From my experience, you only need 3 subscriptions in your life:

With the knowledge I have today, everything else can be considered a commodity. So far, I have been running all these services on 6 year old NAS running an Intel Celeron 4-core processor. And the only reason why I’m building a new one is Frigate. This means an old computer can go a long way.

In the future, things like shared calendars, contacts, surveillance, document archive, shared documents and spreadsheets, or even instant messaging and papers are all going to be services I’ll want to self host. The less big companies have on my family, the better.

I’m already running Forgejo, so might as well migrate all my repos to it and self host all my websites too?
The sky really is the limit. Until you realise you could also run local LLMs. Then your GPU is the limit.
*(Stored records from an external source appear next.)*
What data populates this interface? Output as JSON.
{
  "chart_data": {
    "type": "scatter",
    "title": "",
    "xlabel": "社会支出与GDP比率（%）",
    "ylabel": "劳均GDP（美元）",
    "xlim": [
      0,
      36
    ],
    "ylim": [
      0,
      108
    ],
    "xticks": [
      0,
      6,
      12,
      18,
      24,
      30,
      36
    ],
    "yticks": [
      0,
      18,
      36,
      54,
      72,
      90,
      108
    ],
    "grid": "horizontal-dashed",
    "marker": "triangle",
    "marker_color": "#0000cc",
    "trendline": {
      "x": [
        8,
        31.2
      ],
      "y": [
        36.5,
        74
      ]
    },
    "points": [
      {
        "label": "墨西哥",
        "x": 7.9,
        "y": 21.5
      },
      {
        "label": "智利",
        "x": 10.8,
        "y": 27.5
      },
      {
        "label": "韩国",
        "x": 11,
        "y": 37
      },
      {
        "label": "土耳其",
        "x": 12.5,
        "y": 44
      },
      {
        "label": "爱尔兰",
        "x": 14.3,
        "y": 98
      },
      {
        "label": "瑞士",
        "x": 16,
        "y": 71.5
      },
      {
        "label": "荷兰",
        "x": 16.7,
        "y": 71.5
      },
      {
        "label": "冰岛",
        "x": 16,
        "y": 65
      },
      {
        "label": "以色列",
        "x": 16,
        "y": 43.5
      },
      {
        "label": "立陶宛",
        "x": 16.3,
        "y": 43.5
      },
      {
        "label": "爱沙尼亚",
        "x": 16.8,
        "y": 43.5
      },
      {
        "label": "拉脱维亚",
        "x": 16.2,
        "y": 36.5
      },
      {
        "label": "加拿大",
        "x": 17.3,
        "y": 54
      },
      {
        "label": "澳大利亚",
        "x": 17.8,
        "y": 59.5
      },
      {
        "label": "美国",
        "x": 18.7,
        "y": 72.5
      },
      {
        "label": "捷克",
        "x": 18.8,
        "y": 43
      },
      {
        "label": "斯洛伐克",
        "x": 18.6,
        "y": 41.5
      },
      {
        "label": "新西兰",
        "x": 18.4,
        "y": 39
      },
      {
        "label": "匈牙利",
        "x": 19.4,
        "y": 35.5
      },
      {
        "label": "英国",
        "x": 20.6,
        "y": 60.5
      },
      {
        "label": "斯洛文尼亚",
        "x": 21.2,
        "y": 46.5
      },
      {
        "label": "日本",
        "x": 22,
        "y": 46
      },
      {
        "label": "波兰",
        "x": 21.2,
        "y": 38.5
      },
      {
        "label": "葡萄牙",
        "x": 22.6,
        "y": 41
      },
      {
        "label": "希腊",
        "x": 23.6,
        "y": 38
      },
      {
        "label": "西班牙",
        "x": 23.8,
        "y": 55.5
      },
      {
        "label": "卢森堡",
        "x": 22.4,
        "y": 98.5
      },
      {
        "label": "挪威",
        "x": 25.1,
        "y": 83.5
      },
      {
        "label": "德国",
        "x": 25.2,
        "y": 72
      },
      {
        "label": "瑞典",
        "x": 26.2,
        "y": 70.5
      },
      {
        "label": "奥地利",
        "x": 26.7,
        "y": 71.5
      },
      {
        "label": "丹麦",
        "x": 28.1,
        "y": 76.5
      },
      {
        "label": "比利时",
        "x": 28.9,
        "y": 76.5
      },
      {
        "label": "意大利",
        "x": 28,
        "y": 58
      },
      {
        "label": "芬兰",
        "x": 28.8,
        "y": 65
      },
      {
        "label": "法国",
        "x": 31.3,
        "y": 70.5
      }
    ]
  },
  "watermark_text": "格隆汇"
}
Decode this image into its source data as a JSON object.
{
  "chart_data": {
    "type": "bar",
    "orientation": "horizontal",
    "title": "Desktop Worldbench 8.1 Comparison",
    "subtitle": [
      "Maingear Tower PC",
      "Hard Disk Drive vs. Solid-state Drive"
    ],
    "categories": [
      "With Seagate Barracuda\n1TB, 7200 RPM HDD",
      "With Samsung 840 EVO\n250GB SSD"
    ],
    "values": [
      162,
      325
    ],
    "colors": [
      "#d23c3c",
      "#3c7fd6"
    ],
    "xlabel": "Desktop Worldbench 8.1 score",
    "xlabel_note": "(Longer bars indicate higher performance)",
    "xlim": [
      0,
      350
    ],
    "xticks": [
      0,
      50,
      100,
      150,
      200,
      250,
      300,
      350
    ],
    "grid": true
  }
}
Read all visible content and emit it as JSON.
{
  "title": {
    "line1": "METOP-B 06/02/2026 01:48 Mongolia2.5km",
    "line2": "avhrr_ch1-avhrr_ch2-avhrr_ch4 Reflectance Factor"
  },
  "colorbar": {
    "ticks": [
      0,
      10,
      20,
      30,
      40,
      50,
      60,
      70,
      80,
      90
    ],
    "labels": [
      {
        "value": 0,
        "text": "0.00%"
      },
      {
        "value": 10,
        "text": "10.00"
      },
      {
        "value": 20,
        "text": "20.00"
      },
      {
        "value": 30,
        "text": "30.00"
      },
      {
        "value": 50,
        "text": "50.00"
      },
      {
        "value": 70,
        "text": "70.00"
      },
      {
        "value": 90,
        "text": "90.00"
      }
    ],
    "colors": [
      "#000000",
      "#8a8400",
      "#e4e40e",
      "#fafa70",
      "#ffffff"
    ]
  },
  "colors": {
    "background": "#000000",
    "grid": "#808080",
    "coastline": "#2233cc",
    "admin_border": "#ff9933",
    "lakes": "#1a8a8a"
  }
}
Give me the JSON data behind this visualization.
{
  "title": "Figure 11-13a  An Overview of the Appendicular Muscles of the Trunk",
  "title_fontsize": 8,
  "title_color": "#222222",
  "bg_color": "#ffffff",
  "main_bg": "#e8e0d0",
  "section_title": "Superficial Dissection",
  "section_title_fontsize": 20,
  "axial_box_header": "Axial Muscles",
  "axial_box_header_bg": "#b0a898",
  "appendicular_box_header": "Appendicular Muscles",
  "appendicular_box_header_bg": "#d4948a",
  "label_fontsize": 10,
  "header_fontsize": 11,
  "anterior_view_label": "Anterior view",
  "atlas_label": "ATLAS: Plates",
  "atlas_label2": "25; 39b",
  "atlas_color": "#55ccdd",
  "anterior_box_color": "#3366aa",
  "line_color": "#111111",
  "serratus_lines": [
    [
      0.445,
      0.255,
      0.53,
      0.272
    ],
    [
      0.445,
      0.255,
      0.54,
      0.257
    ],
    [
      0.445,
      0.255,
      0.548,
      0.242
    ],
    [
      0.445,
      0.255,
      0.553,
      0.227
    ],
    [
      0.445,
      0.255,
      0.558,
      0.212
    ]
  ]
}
Stay tuned for the upcoming server build where I will set the groundwork for this new era of my life.

Takeaways

External access feels scary until you realise you don’t actually need to open your whole local network to the world. Cloudflare Tunnels remove a lot of that anxiety.

Pointing a tunnel at a reverse proxy instead of individual services simplifies everything. One entry point, many services. No port forwarding, no static IP, no fuss.

If I can run ten services on an old Celeron NAS, chances are you can too. Self-hosting is more accessible than most people assume.